Matthew 6:4, 3 Nephi 13:4, Matthew 6:3, I Cor 13:5, Luke 15: 31, Matthew 28:5-8, John 20:11-18, John 19:26,27 . . . Women are paid and they are not undervalued, overlooked or invisible to the only One that matters.

MariaMay 16, 2017

I am concerned by the undertone of resentment that I "hear" in these invisible labors listed. I've never been necessarily motivated by recognition or acknowledgement of my visible or invisible labors. I am motivated and feel reinforced by the personal and spiritual growth of my family members. Perphaps because I wasn't seeking recognition or pyment, I felt like i had a husband who was always grateful for my efforts. I remember him kneeling in family prayer and expressing gratitude infront of the children for "Maria being here all day with the dhildren, and please bless and sustain her." I think women should focus on doing those things that bring her joy and let go of those routines and practices that do not bring her joy. That said, I realize some stuff of nurturing and teaching are just hard, but many on the list above are just cultural and Church norms that can be let go without longterm spiritual or behavioral consequence. Women need to learn to ask for help of their husbands for more of the hard practices that they value and which have long-term consequences but which do not bring them personal joy.

MelMay 14, 2017

Amen! Thank you for voicing the words I have never been validated in when I do.

MerriwynMay 11, 2017

Thank you! I absolutely identify with so many of these, and see others happen to other people all the time. It is so important we acknowledge these issues so we can move forward and truly value and acknowledge everyone's contributions equally :) It's also important to note that relationship maintenance and the teaching of children are pretty high priorities to God, so we really need to acknowledge their importance openly so we can focus on developing these skills and values equally in all people to become more Christlike.
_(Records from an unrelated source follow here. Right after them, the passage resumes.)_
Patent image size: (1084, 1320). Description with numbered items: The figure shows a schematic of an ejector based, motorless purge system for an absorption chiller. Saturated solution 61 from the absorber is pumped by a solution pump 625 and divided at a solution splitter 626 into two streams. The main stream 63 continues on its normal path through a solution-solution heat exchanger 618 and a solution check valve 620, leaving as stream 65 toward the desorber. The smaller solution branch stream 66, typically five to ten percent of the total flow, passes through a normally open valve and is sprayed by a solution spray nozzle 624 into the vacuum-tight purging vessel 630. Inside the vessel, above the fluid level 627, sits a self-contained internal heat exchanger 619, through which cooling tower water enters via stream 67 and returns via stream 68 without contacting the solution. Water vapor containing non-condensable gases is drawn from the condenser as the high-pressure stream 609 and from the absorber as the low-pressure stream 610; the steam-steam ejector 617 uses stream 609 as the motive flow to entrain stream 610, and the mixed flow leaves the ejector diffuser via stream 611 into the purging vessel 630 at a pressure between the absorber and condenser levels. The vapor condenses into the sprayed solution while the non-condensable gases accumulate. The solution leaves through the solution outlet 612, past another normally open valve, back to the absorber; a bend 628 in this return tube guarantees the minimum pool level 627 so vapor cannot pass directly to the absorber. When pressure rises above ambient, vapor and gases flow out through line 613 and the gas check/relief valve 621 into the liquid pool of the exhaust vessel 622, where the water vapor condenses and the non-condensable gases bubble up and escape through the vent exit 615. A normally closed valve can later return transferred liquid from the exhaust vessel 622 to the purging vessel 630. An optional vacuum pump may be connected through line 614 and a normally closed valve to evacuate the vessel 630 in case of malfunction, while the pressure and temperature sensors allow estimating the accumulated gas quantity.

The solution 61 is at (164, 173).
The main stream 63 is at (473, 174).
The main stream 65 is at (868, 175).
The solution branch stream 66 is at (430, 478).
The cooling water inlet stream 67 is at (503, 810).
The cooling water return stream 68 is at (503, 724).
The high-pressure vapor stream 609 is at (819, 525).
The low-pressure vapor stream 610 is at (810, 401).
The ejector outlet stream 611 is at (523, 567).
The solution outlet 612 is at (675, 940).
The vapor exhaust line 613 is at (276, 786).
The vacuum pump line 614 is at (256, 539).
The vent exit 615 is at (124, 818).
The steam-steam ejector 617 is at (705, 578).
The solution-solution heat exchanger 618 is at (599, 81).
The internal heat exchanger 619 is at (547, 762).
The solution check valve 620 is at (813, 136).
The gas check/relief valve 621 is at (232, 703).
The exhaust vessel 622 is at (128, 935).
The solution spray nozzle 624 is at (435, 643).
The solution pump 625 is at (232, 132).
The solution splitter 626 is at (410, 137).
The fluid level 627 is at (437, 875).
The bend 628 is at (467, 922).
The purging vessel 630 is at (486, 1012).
Ruellen Forsyth-NicholsonMay 10, 2017

Good points, well expressed. My opinion is that these types of work are definitely performed by both genders, and ignored by both genders too. Our challenge is to be more observant of, and more grateful for, efforts that are easily overlooked, no matter who is doing them.

LaurieMay 10, 2017

I identify with a lot of these invisible labors and have felt many of them in different stages of my life. I agree that acknowledging and having help with the labors are important. I have also learned for myself to "let go" of some of the tasks or expectations. I am learning that if I feel resentful, I am often feeding a false mental distortion of what "has to be done". Many times it doesn't have to happen at all, or it can be a much simpler version of what I am imagining. Or, I am not making sure to take care of my own body before trying to give endlessly to others. I am working on letting go of the emotional energy I hold onto for what I imagine people are thinking about how I dress, parent, house keep, etc. Also, I am trying to teach myself to be okay with what my husband and children do to help. For instance: After chores, is the house not as clean as I like? Well, I can see it as a teaching opportunity or I can let it go for today. I don't "have" to redo it myself. Anyway, my main point is that we can also challenge our own internal perception of what invisible labors really have to happen at all. Thanks for bringing up important topics!